Enacy Mapakame Business Reporter
THE market shares last week continued on a free fall.
By close of trading on Thursday, the Zimbabwe Stock Exchange’s mainstream industrial index had declined 3,2 percent to 175.24 points since March 21.
It has also shed 13,3 percent since January 2.
The main index has only gained once in the past 14 trading days as heavyweight counters took a battering, while the mining index ended at a record low 29.51 points on Thursday and has lost more than 35 percent of value since the beginning of this year.
On Thursday, the mining index fell 0.73 points or 2,41 percent after Riozim eased five cents to close at 20 cents, whilst Bindura and Falgold were flat.
Hwange gained 0,99 cents to six cents. Old Mutual lost three cents to 252 cents and ABC Holdings dropped two cents to 43 cents after reporting 29 percent earnings growth in the year to December 31, 2013.
Other losses were in Cafca, Seed Co and Truworths.
President Mugabe appointed CBZ Holdings Ltd group chief executive Dr John Mangudya the new Reserve Bank of Zimbabwe Governor, ending months of speculation as to who would take to the helm of the apex bank.
Dr Mangudya’s appointment is considered key to current economic growth efforts.
Cairo-based financier the African Export and Import Bank recently injected more than $100 million for the interbank market, a development that is expected to help ease the liquidity crunch.
ABC Holdings chief executive Mr Douglas Munatsi noted last week that the launch of the US$100 million interbank facility was likely to improve efficiency in the banking sector.
However, the ZSE is considered indifferent to local economic fundamentals.
Last week, blue-chip counters Econet, Delta, BAT and Innscor took a hit, with the counters dropping US7c, US 7c, US$2 and US6c respectively in the past 10 days.
Total market capitalisation also declined to US$4,6 billion from US$4,8 billion a week earlier.

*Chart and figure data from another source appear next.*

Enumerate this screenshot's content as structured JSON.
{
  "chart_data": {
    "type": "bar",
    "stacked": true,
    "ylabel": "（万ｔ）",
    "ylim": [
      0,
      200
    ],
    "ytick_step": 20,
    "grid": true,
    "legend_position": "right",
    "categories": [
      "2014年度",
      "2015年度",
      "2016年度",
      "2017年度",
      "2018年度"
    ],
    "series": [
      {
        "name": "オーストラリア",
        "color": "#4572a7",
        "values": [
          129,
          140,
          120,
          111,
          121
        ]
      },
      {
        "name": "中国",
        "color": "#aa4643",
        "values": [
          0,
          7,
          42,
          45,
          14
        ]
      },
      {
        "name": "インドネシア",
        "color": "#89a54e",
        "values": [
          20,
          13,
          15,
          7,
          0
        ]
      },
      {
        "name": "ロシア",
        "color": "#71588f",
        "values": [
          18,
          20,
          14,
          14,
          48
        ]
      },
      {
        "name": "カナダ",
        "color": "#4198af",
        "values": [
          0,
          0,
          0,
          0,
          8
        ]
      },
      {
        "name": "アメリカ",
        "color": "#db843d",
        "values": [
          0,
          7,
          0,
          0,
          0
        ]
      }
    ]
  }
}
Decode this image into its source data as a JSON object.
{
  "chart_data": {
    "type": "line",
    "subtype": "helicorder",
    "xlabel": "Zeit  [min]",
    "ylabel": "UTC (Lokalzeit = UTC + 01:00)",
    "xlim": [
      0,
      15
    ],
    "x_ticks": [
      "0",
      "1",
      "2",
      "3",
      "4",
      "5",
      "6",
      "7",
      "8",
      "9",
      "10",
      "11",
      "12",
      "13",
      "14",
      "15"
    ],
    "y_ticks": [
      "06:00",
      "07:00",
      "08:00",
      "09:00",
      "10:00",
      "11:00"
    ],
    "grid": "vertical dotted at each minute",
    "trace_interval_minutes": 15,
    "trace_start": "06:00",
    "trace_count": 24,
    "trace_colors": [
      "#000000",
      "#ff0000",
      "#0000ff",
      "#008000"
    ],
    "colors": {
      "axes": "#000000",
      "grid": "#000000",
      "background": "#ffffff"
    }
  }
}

Stockbrokers MMC Capital said the persistent liquidity challenges have caused the market to soften.
“The operating environment, which is characterised by liquidity constraints, worsening balance of payment position, company closures and waning aggregate demand remains challenging for the majority of companies. Fiscal pressure continues to mount amidst shrinkage in the tax base. . .
“The issue of resource poor economies outperforming resource rich countries has been a constant keynote of economic history.
“This indicates that abundance of resources alone will not help in improving the fortunes of the country.
“Capital formation, which includes production in factories is an issue in Zimbabwe as the local industry remains haunted by the lack of working capital.
“Our view is that the turnaround ability of the local manufacturing sector will remain clipped on the back of structural challenges emanating factors such as inadequate infrastructure, foreign competition, power outages and limited raw materials,” said MMC Capital in a market commentary last week.